Na ten moment odbyły i odbywają się kontrole w ramach zebrania materiału dowodowego. Jedna z takich procedur miała miejsce w siedzibie jednej ze spółek Sony oraz u dwóch twórców i wydawców gier wideo w Polsce. Dopiero analiza zebranych danych pozwoli odpowiedzieć na pytanie, czy wymienione podmioty faktycznie stosowały praktyki utrudniające konkurencję innym firmom. Może to być np. stosowanie niedozwolonych porozumień albo wykorzystywanie dominującej pozycji na rynku. To zaś mogło spowodować wykluczanie innych platform, zbyt wysoką eksploatację twórców i wydawców gier, a także zawyżanie cen gier, co oczywiście zostało przerzucone na ostatnie ogniwo w całym łańcuchu cyfrowej dystrybucji, czyli graczy.

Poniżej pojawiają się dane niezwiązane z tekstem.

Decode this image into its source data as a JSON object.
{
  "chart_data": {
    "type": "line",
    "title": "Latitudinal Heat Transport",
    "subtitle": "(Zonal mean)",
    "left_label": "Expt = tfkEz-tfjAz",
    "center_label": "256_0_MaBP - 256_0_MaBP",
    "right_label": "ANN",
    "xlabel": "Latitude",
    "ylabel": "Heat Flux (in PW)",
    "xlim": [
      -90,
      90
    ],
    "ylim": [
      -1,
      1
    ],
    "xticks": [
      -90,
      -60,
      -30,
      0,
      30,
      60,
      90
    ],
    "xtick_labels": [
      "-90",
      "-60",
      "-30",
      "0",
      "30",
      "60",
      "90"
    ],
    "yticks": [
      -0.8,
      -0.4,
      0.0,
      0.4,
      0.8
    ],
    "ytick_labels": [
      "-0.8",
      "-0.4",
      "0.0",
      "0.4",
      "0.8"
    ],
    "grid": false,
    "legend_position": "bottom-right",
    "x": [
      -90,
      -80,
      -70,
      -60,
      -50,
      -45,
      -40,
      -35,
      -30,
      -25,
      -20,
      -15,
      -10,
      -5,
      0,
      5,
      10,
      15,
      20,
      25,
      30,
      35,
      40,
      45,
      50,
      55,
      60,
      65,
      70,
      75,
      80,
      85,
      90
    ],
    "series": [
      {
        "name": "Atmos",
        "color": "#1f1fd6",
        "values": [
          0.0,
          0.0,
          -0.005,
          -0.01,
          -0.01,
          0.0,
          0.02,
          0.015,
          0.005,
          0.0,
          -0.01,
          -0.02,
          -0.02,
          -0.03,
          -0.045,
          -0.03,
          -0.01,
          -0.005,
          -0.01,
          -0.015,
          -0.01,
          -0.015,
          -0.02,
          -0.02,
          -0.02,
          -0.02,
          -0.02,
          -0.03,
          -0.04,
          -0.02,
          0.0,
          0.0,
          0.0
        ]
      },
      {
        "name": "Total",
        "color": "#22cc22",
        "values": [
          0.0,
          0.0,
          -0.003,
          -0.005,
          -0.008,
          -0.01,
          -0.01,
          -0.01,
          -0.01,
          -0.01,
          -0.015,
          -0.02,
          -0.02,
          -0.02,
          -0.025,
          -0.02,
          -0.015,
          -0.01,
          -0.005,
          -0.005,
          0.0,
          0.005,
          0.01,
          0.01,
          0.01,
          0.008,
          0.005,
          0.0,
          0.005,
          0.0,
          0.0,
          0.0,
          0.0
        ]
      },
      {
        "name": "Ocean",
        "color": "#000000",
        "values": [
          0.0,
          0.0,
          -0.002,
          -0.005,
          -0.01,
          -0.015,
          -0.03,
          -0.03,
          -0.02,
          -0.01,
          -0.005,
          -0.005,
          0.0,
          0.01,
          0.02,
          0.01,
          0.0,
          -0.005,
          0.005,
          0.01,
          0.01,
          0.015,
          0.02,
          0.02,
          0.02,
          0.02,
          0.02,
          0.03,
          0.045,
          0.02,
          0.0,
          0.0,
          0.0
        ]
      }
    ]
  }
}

Jeżeli postępowanie wyjaśniające wskaże, że kontrolowane podmioty faktycznie utrudniały prowadzenie interesu innym, mniejszym graczom, a także wydawcom i twórcom gier, wtedy zostanie wszczęte postępowanie antymonopolowe i dojdzie do postawienia konkretnych zarzutów konkretnym przedsiębiorstwom. Kara jaka grozi sprawcom antykonkurencyjnych działań może wynieść 10% wartości obrotów przedsiębiorcy, a menadżerowie odpowiedzialni za proceder i biorący udział w porozumieniu mogą otrzymać karę pieniężną w wysokości nawet do 2 mln złotych.

Trzeba jednak cierpliwie czekać, gdyż tego typu sprawy nierzadko trwają latami.